As initial difficulties in raising his blood pressure to normal range were overcome, the patient's condition improved and his heart function was restored to normal. ECG showed progressive recovering of voltage and appearance of negative T waves (Fig. 1 middle, Panel 1). Platelet counts and Hb also reached stable levels. However, his renal function continued to worsen, and complement and haptoglobin remained low, indicating persistent TMA (Table 1). At this point, eculizumab, a C5 blocking monoclonal antibody, was started.
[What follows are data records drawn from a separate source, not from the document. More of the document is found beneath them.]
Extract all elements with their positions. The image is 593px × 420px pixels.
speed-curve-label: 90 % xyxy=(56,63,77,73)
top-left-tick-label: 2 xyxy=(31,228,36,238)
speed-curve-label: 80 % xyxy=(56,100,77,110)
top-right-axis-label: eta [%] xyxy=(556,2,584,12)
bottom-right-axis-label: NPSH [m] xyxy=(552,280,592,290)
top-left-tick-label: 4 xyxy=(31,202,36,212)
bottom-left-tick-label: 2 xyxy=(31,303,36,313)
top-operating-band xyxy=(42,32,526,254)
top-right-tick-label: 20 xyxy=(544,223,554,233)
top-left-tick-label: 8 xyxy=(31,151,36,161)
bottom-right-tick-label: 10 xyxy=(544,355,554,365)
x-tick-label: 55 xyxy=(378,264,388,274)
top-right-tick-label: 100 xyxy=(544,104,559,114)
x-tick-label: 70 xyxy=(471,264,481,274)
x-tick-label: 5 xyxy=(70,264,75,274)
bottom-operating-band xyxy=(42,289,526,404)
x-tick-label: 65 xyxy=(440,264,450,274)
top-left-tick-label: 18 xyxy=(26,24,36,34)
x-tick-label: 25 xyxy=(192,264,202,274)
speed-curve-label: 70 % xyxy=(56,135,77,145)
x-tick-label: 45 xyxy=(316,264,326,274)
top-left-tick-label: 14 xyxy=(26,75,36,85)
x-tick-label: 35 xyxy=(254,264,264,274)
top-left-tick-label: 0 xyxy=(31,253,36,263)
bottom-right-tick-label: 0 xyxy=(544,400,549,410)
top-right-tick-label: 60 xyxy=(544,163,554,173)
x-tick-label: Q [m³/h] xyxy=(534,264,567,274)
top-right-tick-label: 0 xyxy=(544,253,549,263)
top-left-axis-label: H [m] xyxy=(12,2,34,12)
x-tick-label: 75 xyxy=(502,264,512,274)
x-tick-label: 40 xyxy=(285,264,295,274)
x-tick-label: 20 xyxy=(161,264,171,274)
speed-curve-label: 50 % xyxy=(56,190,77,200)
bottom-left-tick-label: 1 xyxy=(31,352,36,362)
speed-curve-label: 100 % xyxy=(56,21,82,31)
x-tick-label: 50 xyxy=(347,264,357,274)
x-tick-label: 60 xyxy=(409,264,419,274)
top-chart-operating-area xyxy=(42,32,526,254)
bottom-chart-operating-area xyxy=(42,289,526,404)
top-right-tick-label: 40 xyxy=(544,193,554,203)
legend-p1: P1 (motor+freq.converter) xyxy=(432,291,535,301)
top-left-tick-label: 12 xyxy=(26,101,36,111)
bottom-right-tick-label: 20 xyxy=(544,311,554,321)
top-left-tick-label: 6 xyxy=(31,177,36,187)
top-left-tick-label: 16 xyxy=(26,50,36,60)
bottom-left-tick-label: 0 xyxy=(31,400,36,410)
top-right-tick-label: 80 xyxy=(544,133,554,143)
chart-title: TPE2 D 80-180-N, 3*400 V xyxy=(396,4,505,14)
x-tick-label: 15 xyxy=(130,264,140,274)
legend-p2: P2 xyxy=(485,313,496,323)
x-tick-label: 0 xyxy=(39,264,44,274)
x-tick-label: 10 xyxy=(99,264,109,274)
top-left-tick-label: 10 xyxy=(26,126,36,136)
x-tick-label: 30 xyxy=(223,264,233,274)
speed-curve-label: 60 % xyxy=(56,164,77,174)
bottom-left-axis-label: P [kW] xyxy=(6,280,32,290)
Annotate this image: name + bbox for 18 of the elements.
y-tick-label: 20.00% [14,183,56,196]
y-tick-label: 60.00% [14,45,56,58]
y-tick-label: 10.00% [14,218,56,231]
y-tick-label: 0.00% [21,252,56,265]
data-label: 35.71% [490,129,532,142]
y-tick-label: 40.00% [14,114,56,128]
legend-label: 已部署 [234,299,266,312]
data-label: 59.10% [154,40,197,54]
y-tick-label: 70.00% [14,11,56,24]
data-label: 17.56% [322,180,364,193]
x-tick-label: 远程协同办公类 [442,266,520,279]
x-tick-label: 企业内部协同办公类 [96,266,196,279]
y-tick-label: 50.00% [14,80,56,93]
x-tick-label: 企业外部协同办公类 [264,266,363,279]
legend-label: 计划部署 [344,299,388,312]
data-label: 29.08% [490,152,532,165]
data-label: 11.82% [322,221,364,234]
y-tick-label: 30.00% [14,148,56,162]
The patient showed an immediate response, and he could be discharged to continue treatment with cyclophosphamide, IVIG and eculizumab. Six months later, his LVEF was normal, creatinine levels went down and skin returned to normal, but for sclerodactylia. Background therapy was changed to mycophenolate mofetil, with the disease remaining stable thereafter (Table 1; Fig. 1 bottom, Panel 1).

The subgroup of ARA+ SSc patients are at particular risk of developing an SRC during early disease. The intake of high doses of corticosteroids is considered a precipitating factor. An association to microangiopathic hemolytic anemia and thrombocytopenia, such as in our patient, has been found in up to 20%–25% of patients with SRC,2 an entity which in fact could be considered as a special subset of TMA.5

As regards mechanisms involved in SSc-associated cardiac injury, it is generally considered that local immune complex deposition and complement activation drive connective tissue disorders’ acute myocarditis. Some autoantibodies could further exert a direct toxic effect to cardiomyocytes.6 Accordingly, IVIG and PLEX along with immunosuppresors are usually employed in an attempt to remove autoantibodies and inactivate complement.

In addition, a particular feature of SSc is the tendency of myocardial inflammation to progress to established fibrosis. This fact confers a high severity to cardiac disease in the patients.1,4 In this fibrotic tendency, the microvascular alterations which define systemic sclerosis are supported by the local up-regulation of ET1 and the renin-angiotensin-aldosterone system (RAAS).7,8 The increased microvascular resistance leads to ischemia and to an abnormal remodeling of smooth muscle cells in blood vessel walls.7 This provides a rationale for the use of vessel-protective measures targeting thses systems in patients presenting with SSc-related myopericarditis.4,8 TMA represents an extreme situation of this pathogenic process, in which endovascular damage is further enhanced by a vicious circle of complement activation.5,9 In this regard, eculizumab could provide an additional benefit in life-threatening SRC, as we could observe in our patient and had been already reported.10

In summary, this case illustrates how SSc can present as a life-threatening acute heart failure with ischemic-like electric changes, as well as the benefit of an early immune-targeted therapy for achieving a favorable outcome. This fact underlines the need of a multidisciplinary approach in the management of this complex syndrome.

The authors declare no conflict of interests.